Das Risiko hat den zweifachen Vater, der neben der Messstation Platz nimmt, immer wieder beschäftigt. Also reiste er 2015 mit Vater Julio Luciano nach Deutschland, um eine Klage gegen einen der größten europäischen CO2-Emittenten einzureichen: RWE. Der Essener Konzern soll sich an den Kosten für einen Damm, das Monitoring und einer Abpumpstation beteiligen. Zehn Jahre später ist er sich sicher, richtig gehandelt zu haben. »Hier haben mich die Menschen lange nicht verstanden; Gerüchte kursierten, ich würde die Lagune verkaufen wollen und mit der Klage Profit machen. Selbst meine Familie war zwischenzeitlich skeptisch, was ich da treibe«, sagt er und grinst. Das hat sich mit der Visite der Delegation aus Deutschland im Mai 2022 spürbar geändert. Die Leute hätten begriffen, wie alles zusammenhänge, dass auch ein deutsches Unternehmen mitverantwortlich für die Gletscherschmelze in der Cordillera sei.
Dazu hat beigetragen, dass sich die deutsche Delegation mit allen relevanten Institutionen – von der Umwelt- bis zur Finanzbehörde – traf, aber auch, dass sie die betroffenen Gemeinden aufsuchte. »Das war ein fundierter, gut vorbereiteter Besuch, der vielen Menschen in und um Huaraz die Augen öffnete«, urteilt Lliuya. Die Visite hat dem geduldig agierenden Mann zweifellos den Rücken gestärkt. Nie hätte er gedacht, dass sich der Prozess so lange hinziehen würde, aber auch nicht, dass die Delegation eines deutschen Gerichts jemals zur Beweisaufnahme nach Huaraz kommen würde. Das lässt ihn wieder optimistischer in die Zukunft blicken.
Schon jetzt sei ein Präzedenzfall geschaffen worden, sagen seine Anwältinnen, denn nun werde über das Verursacherprinzip auch über große Entfernungen und nicht nur in direkter Nachbarschaft gesprochen. Ein Etappenerfolg. »Er zeigt, dass die Richter die Klage ernst nehmen. Hier in Peru muss man damit rechnen, dass solche Klagen zu den Akten gelegt werden.« Daher ist er zufrieden, mit der Klage vor der deutschen Justiz gelandet zu sein und schätzt die Chance auf ein positives Urteil auf 50:50 ein.

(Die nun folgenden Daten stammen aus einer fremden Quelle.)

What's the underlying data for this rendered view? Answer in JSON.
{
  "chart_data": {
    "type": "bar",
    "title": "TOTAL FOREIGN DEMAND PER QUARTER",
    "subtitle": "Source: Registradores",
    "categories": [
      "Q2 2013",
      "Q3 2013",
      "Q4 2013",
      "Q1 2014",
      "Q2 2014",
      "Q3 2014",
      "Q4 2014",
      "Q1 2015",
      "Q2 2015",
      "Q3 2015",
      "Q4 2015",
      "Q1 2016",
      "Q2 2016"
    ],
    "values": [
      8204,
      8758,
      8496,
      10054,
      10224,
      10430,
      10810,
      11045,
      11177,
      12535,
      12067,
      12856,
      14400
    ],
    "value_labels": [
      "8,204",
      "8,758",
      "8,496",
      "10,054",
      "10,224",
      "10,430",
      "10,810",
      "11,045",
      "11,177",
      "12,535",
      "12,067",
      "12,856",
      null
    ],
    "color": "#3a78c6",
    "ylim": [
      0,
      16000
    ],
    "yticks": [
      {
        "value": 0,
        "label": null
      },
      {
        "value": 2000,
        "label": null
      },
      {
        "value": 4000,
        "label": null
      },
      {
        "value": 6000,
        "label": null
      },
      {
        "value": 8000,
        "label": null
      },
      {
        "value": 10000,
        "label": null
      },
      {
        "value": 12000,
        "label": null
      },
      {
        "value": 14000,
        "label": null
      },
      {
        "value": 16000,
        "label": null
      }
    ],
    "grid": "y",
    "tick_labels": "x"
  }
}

Er deutet auf die Moränen, die nackten Felsen, die rund um die Lagune zu sehen sind. »Die Oxidation von Schwermetallen in der Luft und die Kontaminierung von Schmelz- wie Regenwasser ist ein neues Problem mit dem wir es zu tun haben«, erklärt der Bergführer, der außerhalb der Saison Kleinbauer ist.
Von Mai bis Anfang September verdient er sein Geld als Touristenguide und lebt in dem gelben Haus im Stadtteil Nueva Florida in Huaraz. Ab Mitte September steht dann die Aussaat von Mais, Getreide und Kartoffeln für die Versorgung der Familie an. Dann zieht er um ins Dorf Centro Poblado de Llupa, wo Frau und Tochter leben und auch sein Vater Julio Luciano. »In meinem Dorf haben wir zunehmend Probleme mit der Wasserversorgung. Es kommt vor, dass meine Frau waschen will und es an Wasser fehlt«, sagt er. Auch für den Anbau ist das ein Problem, denn die Aussaat funktioniert nur, wenn die Regenfälle pünktlich im September kommen. Genau das ist mit dem Klimawandel aber immer unsicherer geworden.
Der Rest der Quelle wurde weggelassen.